What Happens if I Die Without a Will?
Most people do a little research before deciding whether estate planning is right for them. One of the main questions we get regarding wills is “what happens if I die without one?” In short, if you die without a will, the state of California will ultimately decide who gets your property and assets. If you are the type of person who likes to be in control of your life and having the power to make your own decisions, then a will is right for you.
A will is a useful tool created by the legal system, which allows your property and assets to be dispose according to your wishes upon death. It can also give you the ability to select guardians for any minor children, to dispose of your personal property and to leave instructions regarding your funeral arrangement. If you pass away without a will, the California Courts and State law will decide who receives your property.
In California, the process of distributing property in the absence of a will is called “intestate succession.” Intestate succession is codified in Probate codes section 6400-6414. Probate Code Section 6400 explains, “Any part of the estate of a decedent not effectively disposed of by will passes to the decedent’s heirs as prescribed in this part.” So if you pass without a will, it is the black and white probate code that determines how your property and assets will be divided.
The probate code divides the property and assets of a deceased person based on their family structure and living heirs. If you are married, your spouse will take a portion, but the amount received will depend on how that property is held according to California community, separate, and quasi-community property laws. Generally, community property is property and assets acquired during your marriage, while separate property is any property and assets you acquired either before marriage, after marriage, or by inheritance. Quasi-community property is property acquired in a different state during marriage, which applies law similar to community property. If you do not have a spouse, but have living children, your children will inherit your property and assets. If you have no spouse and no living children, the next people in line would be your parents. If you have no living parents, children, or spouse, then your property and assets would be divided amongst and distributed to your siblings. This list of heirs is non-exhaustive, and depending on the family structure, disbursements may ultimately be made to spouses, children, parents, siblings, grandchildren, cousins, or even relatives that you don’t know.

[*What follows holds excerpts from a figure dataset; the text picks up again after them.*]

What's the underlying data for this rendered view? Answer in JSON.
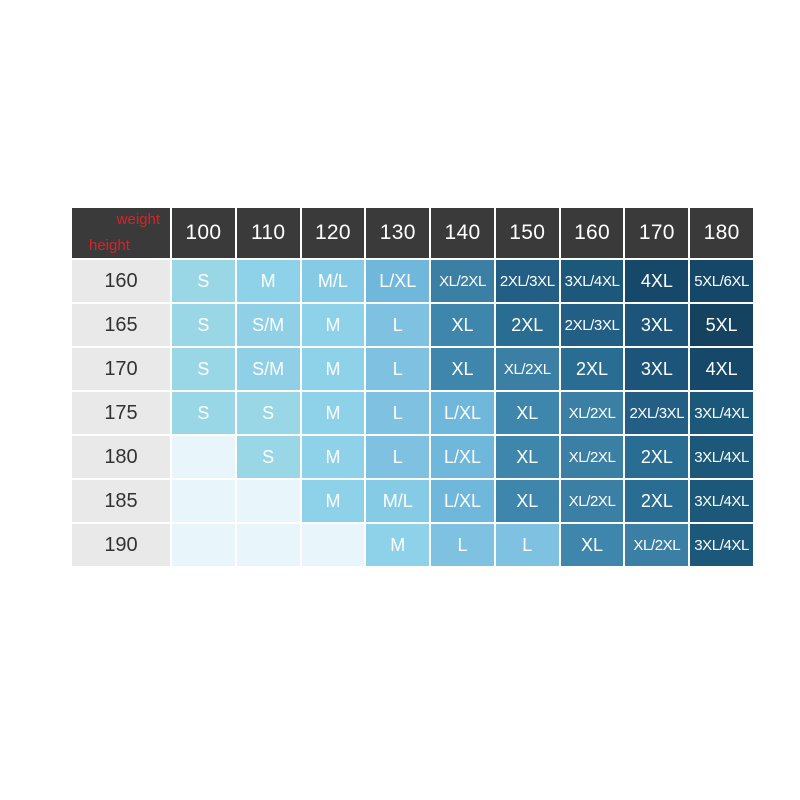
{
  "chart": {
    "corner_weight": "weight",
    "corner_height": "height",
    "weights": [
      "100",
      "110",
      "120",
      "130",
      "140",
      "150",
      "160",
      "170",
      "180"
    ],
    "rows": [
      {
        "height": "160",
        "sizes": [
          "S",
          "M",
          "M/L",
          "L/XL",
          "XL/2XL",
          "2XL/3XL",
          "3XL/4XL",
          "4XL",
          "5XL/6XL"
        ]
      },
      {
        "height": "165",
        "sizes": [
          "S",
          "S/M",
          "M",
          "L",
          "XL",
          "2XL",
          "2XL/3XL",
          "3XL",
          "5XL"
        ]
      },
      {
        "height": "170",
        "sizes": [
          "S",
          "S/M",
          "M",
          "L",
          "XL",
          "XL/2XL",
          "2XL",
          "3XL",
          "4XL"
        ]
      },
      {
        "height": "175",
        "sizes": [
          "S",
          "S",
          "M",
          "L",
          "L/XL",
          "XL",
          "XL/2XL",
          "2XL/3XL",
          "3XL/4XL"
        ]
      },
      {
        "height": "180",
        "sizes": [
          "",
          "S",
          "M",
          "L",
          "L/XL",
          "XL",
          "XL/2XL",
          "2XL",
          "3XL/4XL"
        ]
      },
      {
        "height": "185",
        "sizes": [
          "",
          "",
          "M",
          "M/L",
          "L/XL",
          "XL",
          "XL/2XL",
          "2XL",
          "3XL/4XL"
        ]
      },
      {
        "height": "190",
        "sizes": [
          "",
          "",
          "",
          "M",
          "L",
          "L",
          "XL",
          "XL/2XL",
          "3XL/4XL"
        ]
      }
    ],
    "colors": {
      "header_bg": "#3a3a3a",
      "corner_text": "#d8232a",
      "row_header_bg": "#e9e9e9",
      "empty_cell": "#e8f5fb",
      "S": "#9ad7e6",
      "S/M": "#8fd0e7",
      "M": "#8dd2e8",
      "M/L": "#86cbe6",
      "L": "#7ec1e1",
      "L/XL": "#6fb7db",
      "XL": "#3f86ad",
      "XL/2XL": "#3b7fa5",
      "2XL": "#2a6d93",
      "2XL/3XL": "#235f85",
      "3XL": "#1d5479",
      "3XL/4XL": "#1c5879",
      "4XL": "#16486a",
      "5XL": "#15435f",
      "5XL/6XL": "#154868"
    }
  }
}
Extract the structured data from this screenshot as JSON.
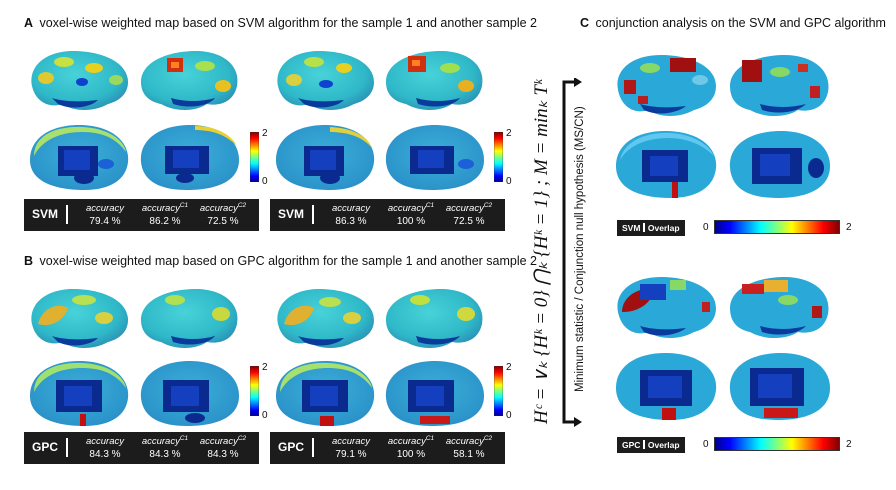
{
  "panel_a": {
    "letter": "A",
    "title": "voxel-wise weighted map based on SVM algorithm for the sample 1 and another sample 2",
    "left": {
      "algorithm": "SVM",
      "accuracy": [
        {
          "label": "accuracy",
          "sup": "",
          "value": "79.4 %"
        },
        {
          "label": "accuracy",
          "sup": "C1",
          "value": "86.2 %"
        },
        {
          "label": "accuracy",
          "sup": "C2",
          "value": "72.5 %"
        }
      ],
      "colorbar_max": "2",
      "colorbar_min": "0"
    },
    "right": {
      "algorithm": "SVM",
      "accuracy": [
        {
          "label": "accuracy",
          "sup": "",
          "value": "86.3 %"
        },
        {
          "label": "accuracy",
          "sup": "C1",
          "value": "100 %"
        },
        {
          "label": "accuracy",
          "sup": "C2",
          "value": "72.5 %"
        }
      ],
      "colorbar_max": "2",
      "colorbar_min": "0"
    }
  },
  "panel_b": {
    "letter": "B",
    "title": "voxel-wise weighted map based on GPC algorithm for the sample 1 and another sample 2",
    "left": {
      "algorithm": "GPC",
      "accuracy": [
        {
          "label": "accuracy",
          "sup": "",
          "value": "84.3 %"
        },
        {
          "label": "accuracy",
          "sup": "C1",
          "value": "84.3 %"
        },
        {
          "label": "accuracy",
          "sup": "C2",
          "value": "84.3 %"
        }
      ],
      "colorbar_max": "2",
      "colorbar_min": "0"
    },
    "right": {
      "algorithm": "GPC",
      "accuracy": [
        {
          "label": "accuracy",
          "sup": "",
          "value": "79.1 %"
        },
        {
          "label": "accuracy",
          "sup": "C1",
          "value": "100 %"
        },
        {
          "label": "accuracy",
          "sup": "C2",
          "value": "58.1 %"
        }
      ],
      "colorbar_max": "2",
      "colorbar_min": "0"
    }
  },
  "panel_c": {
    "letter": "C",
    "title": "conjunction analysis on the SVM and GPC algorithm",
    "svm_legend": {
      "algorithm": "SVM",
      "label": "Overlap",
      "min": "0",
      "max": "2"
    },
    "gpc_legend": {
      "algorithm": "GPC",
      "label": "Overlap",
      "min": "0",
      "max": "2"
    }
  },
  "formula": {
    "equation": "Hᶜ = ∨ₖ {Hᵏ = 0} ⋂ₖ {Hᵏ = 1} ; M = minₖ Tᵏ",
    "caption": "Minimum statistic / Conjunction null hypothesis (MS/CN)"
  },
  "colors": {
    "jet": [
      "#00008f",
      "#0000ff",
      "#0080ff",
      "#00ffff",
      "#80ff80",
      "#ffff00",
      "#ff8000",
      "#ff0000",
      "#800000"
    ]
  }
}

To better understand intestate succession, let’s look at an example of a typical family. Mary and her husband John have four children, Betty, Teddy, Freddy and Todd. If Mary passes away without a will, then John will inherit all of the community property that he and Mary shared during her lifetime, as well as 1/3 of her separate property (anything acquired before marriage or inherited). Mary’s children would then receive the remaining 2/3 of her separate property interest.
Now, let’s pretend Mary had a rental home that was separate property, having acquired it before her marriage to John. Mary had always told her sister, Susan, that she would inherit the rental property. If Mary dies without a will, Susan will receive nothing. Let’s also pretend that Mary promised some of her favorite jewelry to her friend Barbra. Unless Mary put her wishes in a will, stating that Barbra is to receive her jewelry, Barbra has no legal standing to seek the jewelry from Mary’s family. Mary may have also had specific plans for her funeral; maybe she wanted her favorite song played or to be buried in a plot near her other family members. Without a will, Mary can only hope that John and her children will honor her wishes. If not, she may end up cremated above the fireplace, with no funeral or burial at all.
A will is a document that gives legal power to your wishes and desires after you pass. It allows you the power to reach from beyond the grave and bind your heirs to uphold your decisions and wishes as clearly laid out on paper. Without a will, you are giving up this power, and instead you allow the courts and the State of California to make those decisions for you. If you don’t want to give up power to the state or courts during your lifetime, why give them power over you after death?
If you have any assets or family that you would like to protect after death, you should seriously consider having a will drafted to make your wishes known.